Sunday, November 15, 2009

The "Personal" Server in My Everyday life...

[Dave Winer started a great conversation about "Personal Servers" over at his scripting.com site. My comments:]

(Personal Servers have) become part of my environment – part of my “operating system”. It’s an extension whose always-on real-time availability lets me host services, communications, aggregators, consolidators, syndicators, and so much more.

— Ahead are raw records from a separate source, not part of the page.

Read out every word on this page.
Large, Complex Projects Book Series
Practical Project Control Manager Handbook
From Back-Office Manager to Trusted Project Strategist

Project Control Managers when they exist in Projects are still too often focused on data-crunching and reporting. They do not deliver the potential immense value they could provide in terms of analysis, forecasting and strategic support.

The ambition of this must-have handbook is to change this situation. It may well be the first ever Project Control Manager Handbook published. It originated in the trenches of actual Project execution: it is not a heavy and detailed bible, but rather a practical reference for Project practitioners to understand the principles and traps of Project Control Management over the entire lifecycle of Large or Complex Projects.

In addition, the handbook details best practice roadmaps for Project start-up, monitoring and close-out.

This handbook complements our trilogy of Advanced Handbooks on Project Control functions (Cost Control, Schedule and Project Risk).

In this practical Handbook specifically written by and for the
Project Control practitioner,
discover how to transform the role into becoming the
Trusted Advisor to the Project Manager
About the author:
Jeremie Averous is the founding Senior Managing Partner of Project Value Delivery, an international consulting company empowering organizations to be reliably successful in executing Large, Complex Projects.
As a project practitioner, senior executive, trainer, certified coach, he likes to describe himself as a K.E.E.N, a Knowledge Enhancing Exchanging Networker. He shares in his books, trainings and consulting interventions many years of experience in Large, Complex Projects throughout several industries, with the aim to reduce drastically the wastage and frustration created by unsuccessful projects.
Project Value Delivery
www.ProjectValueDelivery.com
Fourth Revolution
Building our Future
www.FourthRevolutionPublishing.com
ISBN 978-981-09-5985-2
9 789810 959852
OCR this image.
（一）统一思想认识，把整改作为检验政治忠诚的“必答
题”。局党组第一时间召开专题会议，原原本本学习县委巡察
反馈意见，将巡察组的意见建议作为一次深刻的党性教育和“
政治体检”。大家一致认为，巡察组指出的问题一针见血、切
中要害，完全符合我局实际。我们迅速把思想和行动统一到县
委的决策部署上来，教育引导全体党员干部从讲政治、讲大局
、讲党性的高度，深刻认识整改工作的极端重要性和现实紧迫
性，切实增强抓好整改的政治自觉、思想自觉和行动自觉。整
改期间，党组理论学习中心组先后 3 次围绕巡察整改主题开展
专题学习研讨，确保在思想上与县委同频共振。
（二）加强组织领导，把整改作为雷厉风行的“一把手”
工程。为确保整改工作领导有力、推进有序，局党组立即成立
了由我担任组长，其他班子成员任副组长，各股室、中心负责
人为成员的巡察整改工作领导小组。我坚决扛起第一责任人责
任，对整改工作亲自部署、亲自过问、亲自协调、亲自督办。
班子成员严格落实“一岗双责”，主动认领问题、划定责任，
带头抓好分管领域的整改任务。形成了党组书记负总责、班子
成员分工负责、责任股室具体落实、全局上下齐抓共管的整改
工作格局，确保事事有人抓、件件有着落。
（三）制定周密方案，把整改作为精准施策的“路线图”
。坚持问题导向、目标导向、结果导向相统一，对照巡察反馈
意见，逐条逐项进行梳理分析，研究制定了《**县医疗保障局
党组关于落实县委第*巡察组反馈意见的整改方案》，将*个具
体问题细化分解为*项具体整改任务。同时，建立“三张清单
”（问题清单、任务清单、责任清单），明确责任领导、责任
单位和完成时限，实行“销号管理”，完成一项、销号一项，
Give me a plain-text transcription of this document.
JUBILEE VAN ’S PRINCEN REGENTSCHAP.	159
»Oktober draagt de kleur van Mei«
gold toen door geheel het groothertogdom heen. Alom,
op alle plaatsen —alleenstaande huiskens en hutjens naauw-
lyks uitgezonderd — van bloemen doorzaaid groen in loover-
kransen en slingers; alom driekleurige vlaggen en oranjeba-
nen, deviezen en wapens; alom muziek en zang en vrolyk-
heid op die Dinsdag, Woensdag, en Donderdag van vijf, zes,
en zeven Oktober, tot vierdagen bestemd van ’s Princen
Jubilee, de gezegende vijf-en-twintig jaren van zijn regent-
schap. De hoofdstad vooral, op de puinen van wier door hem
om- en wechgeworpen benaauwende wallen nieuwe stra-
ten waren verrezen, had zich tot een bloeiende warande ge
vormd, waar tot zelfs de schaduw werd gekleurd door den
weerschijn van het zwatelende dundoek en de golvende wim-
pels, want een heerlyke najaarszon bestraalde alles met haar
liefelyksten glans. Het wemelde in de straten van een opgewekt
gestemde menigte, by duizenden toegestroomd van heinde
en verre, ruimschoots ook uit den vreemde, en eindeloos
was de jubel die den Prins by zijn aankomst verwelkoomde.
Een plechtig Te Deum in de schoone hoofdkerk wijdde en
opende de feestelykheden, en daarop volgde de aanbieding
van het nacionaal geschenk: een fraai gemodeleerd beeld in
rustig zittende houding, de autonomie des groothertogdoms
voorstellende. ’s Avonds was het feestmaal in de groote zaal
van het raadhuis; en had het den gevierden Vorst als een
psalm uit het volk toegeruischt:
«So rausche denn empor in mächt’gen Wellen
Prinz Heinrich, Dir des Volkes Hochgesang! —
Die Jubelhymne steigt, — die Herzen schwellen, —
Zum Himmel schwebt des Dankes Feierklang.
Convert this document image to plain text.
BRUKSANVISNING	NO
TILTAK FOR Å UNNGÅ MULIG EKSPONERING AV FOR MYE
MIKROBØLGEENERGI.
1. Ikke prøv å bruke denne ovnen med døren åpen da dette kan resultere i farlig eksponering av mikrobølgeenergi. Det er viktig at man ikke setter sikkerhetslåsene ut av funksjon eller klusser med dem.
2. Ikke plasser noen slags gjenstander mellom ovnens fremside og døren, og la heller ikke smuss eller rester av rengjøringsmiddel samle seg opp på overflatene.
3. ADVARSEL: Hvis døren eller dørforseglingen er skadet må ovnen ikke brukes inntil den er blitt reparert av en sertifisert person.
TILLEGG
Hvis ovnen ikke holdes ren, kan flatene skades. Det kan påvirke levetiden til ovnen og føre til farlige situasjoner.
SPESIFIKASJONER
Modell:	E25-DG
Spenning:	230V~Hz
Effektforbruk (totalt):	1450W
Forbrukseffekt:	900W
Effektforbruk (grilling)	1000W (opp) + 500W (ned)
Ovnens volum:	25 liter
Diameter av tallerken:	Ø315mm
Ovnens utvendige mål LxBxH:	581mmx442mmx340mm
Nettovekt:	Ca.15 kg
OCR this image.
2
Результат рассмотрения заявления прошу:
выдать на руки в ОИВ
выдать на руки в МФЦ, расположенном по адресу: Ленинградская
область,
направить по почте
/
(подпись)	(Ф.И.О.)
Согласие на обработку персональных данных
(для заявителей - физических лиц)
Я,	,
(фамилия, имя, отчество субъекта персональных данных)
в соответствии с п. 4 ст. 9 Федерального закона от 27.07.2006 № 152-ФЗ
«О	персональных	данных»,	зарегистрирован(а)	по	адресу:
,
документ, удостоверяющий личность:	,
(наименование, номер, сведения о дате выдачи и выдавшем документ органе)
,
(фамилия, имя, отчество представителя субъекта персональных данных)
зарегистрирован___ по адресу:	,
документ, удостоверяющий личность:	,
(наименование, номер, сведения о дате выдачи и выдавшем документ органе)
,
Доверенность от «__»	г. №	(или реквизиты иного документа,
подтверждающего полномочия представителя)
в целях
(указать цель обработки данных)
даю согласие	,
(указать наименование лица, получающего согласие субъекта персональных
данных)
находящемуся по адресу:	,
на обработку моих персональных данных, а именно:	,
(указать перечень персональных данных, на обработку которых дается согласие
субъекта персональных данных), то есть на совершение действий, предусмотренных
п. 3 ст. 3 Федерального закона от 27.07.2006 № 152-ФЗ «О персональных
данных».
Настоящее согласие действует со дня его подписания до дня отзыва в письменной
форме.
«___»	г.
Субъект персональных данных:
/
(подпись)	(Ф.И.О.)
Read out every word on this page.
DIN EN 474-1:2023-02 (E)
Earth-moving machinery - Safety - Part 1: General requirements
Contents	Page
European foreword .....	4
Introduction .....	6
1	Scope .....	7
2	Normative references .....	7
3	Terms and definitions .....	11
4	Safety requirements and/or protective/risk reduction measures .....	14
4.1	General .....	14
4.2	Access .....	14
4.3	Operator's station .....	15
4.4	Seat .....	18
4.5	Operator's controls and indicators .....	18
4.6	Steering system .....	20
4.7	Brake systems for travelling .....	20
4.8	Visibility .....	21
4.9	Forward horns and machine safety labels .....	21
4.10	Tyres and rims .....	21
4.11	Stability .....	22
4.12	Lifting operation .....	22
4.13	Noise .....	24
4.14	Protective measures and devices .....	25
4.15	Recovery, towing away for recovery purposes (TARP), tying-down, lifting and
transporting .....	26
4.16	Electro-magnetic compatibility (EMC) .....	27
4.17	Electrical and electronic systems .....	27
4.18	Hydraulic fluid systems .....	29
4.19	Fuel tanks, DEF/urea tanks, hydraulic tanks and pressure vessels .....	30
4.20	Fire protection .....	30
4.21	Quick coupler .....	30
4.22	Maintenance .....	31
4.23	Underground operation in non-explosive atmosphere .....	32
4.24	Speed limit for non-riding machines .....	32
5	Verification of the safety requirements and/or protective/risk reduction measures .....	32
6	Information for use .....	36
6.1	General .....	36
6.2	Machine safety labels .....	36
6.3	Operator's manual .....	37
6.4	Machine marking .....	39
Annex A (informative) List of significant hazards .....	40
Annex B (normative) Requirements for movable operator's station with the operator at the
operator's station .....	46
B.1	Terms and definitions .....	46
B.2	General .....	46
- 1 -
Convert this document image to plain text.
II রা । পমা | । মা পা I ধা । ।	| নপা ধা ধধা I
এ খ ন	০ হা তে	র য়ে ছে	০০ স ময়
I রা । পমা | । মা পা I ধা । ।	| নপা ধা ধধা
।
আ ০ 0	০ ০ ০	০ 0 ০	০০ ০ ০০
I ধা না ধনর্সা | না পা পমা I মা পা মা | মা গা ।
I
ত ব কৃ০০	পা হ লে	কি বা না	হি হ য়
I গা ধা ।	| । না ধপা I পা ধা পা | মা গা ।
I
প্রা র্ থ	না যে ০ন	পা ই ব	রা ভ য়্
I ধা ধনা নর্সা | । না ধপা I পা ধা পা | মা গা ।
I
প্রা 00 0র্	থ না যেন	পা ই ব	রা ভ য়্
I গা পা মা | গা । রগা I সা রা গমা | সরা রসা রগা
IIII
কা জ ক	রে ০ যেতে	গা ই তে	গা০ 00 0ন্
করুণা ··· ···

I have been living daily with “personal” servers since the mid 90’s. There is one running in the background on my laptop (and most of my other machines) as I write this comment (actually, it is running multiple server instances – port 80, 7070, 9090, and 443 [ssl]. This is ALWAYS present for me. The power of dynamic content generation and JIT compiling/execution is infinitely more useful when it exists real-time in your actual environment. I can modify a file, and simply by saving it the change is instantly available on the web. Likewise, via localhost, I can develop without the burden of FTP. Code, refresh, code, refresh. When I’m ready, and need more (such as the business/commercial aspect) then after I’ve locally fine-tuned, I upload to an offsite hosting rack.

But it’s not just for development. It has become part of my environment – part of my “operating system”. It’s an extension whose always-on real-time availability lets me host services, communications, aggregators, consolidators, syndicators, and so much more. I, for one, cannot imagine my environment without this power and flexibility.